A hundred years ago today, Oscar Mathisen and his two Norwegian teammates took a break from skating to look around the town a little bit. Klagenfurt was a pretty little town, approximately 18000 inhabitants, and old—known from the 12th century. They visited sights: the Lindwurm well, the statue of Maria Theresia, the impressive Rathaus building, the cathedral, the House of the Golden Goose. The old part of the town had many interesting and beautiful buildings. (Just like any town I guess.)
In the evening the three Norwegians and some other skaters left their Gasthof to dine in a downtown restaurant. Martin Sæterhaug had a set of teeth that could make a fair number of nile crocodiles and carnivorous dinosaurs blush with envy.
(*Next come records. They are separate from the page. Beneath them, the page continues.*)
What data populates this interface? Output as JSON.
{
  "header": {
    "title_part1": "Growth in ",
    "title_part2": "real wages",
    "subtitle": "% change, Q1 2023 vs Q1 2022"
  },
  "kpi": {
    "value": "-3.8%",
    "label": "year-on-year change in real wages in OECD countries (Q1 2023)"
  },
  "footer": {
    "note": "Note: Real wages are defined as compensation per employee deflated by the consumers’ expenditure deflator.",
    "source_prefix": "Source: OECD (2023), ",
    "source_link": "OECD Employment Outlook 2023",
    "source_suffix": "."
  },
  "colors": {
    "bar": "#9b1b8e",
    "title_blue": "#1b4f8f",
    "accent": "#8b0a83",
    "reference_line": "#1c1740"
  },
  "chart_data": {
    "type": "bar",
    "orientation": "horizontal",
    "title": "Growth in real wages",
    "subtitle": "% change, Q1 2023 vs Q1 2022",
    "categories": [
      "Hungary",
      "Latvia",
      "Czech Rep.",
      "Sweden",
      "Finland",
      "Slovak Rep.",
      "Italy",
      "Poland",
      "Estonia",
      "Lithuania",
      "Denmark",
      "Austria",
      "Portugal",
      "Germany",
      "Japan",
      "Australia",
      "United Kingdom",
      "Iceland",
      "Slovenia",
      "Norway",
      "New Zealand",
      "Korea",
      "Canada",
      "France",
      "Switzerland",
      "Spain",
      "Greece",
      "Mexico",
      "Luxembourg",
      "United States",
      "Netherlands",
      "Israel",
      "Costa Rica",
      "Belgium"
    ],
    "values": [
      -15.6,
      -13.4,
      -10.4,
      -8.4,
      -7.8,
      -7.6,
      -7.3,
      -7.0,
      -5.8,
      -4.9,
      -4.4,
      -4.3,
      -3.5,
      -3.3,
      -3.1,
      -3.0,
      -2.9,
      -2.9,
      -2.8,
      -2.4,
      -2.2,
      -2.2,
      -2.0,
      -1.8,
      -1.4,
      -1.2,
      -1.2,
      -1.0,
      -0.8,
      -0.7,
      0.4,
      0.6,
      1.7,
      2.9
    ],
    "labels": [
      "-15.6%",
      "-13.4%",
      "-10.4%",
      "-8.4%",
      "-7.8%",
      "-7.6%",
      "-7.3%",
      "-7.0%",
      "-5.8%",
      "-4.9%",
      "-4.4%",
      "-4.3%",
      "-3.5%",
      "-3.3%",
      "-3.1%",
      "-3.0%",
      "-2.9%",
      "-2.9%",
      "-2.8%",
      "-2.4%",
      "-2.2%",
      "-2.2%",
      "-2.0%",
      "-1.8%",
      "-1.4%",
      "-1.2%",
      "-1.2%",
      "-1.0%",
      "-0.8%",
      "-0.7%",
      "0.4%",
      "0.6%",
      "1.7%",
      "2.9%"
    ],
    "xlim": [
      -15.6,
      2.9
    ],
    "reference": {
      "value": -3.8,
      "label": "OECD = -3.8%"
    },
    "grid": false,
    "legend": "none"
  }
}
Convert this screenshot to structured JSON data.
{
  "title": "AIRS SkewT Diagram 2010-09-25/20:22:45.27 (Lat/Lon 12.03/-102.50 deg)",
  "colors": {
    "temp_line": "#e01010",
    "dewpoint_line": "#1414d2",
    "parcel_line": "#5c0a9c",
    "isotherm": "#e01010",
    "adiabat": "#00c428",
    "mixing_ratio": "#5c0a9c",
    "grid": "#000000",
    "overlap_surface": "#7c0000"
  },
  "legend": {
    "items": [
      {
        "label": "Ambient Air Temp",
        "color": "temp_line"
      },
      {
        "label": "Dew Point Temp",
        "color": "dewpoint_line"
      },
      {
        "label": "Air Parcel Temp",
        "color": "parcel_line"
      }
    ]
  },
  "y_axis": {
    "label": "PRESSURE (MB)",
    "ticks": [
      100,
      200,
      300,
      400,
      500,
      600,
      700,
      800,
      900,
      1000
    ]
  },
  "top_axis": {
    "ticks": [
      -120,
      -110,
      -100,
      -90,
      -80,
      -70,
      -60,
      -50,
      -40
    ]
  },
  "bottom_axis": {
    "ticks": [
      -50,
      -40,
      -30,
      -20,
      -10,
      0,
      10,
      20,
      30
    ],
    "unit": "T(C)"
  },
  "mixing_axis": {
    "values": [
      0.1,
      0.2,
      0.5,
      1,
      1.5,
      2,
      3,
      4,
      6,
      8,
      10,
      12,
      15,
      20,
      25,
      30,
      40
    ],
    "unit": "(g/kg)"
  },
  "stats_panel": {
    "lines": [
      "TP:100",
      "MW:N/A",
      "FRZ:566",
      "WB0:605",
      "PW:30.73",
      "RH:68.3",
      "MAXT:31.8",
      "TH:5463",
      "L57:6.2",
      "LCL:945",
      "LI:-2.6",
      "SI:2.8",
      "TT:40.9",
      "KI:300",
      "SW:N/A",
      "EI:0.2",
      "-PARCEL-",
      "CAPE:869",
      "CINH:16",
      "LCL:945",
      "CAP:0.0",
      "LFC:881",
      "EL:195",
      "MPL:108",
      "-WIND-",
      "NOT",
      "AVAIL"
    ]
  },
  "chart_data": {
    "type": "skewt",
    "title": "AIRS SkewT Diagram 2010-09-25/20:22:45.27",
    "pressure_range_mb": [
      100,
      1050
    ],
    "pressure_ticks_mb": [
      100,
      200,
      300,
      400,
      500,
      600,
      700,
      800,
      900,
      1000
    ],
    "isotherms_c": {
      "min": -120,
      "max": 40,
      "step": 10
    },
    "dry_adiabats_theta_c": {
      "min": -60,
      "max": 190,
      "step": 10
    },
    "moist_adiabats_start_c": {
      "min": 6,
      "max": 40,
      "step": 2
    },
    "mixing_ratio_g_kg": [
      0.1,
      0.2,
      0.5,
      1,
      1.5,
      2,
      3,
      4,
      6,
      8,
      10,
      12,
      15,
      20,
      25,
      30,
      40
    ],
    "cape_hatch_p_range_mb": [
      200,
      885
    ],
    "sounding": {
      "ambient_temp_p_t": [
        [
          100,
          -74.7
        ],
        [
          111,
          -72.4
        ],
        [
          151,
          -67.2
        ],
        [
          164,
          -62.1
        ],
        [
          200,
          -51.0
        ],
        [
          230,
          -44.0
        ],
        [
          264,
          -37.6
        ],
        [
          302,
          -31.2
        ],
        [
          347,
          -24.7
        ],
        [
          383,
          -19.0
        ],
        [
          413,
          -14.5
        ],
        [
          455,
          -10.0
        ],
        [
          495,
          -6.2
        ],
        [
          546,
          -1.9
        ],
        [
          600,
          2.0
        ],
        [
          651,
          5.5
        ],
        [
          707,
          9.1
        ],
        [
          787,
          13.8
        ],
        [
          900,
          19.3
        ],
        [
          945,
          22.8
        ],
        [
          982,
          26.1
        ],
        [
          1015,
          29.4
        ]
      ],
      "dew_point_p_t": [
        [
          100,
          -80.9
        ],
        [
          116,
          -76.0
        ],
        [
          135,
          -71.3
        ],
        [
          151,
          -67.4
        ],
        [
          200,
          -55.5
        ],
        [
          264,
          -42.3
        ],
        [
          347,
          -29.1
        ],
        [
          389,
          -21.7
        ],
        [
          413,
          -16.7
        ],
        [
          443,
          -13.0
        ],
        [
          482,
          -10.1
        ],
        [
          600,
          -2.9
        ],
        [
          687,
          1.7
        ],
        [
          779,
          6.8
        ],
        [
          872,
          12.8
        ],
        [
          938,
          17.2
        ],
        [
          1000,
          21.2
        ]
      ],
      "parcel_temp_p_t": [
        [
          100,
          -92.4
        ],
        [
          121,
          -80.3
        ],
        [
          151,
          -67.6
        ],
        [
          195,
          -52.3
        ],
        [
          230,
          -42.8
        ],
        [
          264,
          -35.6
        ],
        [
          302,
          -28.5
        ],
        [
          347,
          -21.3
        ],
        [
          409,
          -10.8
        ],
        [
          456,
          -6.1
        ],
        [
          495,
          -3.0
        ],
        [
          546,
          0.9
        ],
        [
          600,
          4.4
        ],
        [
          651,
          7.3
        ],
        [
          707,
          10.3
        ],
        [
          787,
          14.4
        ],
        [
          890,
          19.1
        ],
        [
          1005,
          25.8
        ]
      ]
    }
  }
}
As he had finished destroying his food with these instruments and the Norwegians were sitting and chatting a little after their meal, one of the foreign skaters happened to pass a remark on the size and quality of Sæterhaug’s teeth. The Trønder asked permission to borrow a knife, and when he was given one, he started nonchalantly biting out piece after piece of the edge, until the blade looked more like a saw than the blade of a knife.
As could be expected, this demonstration caused some bit of a stir among those present in the restaurant. And when he was done and gave the knife back to the pleased and/or bewildered owner, he was approached by the head waiter of the restaurant, brandishing a large and dangerous looking kitchen knife. The head waiter asked him if he could please be as kind as to repeat his trick. Sure, the national champion obliged willingly; how could he deny such a polite request?
Oscar says in his memoirs that he had been told by Norwegians visiting the restaurant in later years that the knife was hanging there still as a witness to the fabulous teeth power of the Norwegian skater.
Of all the skating stories I read in my youth I must say this is the one that impressed me the most of all (childish soul that I was), and I developed a desire to go to Klagenfurt myself one day to see if the knife was still hanging there. Unfortunately I have never had the occasion to fulfill it so far.
Doubtless, the knife, and the restaurant, are long gone now.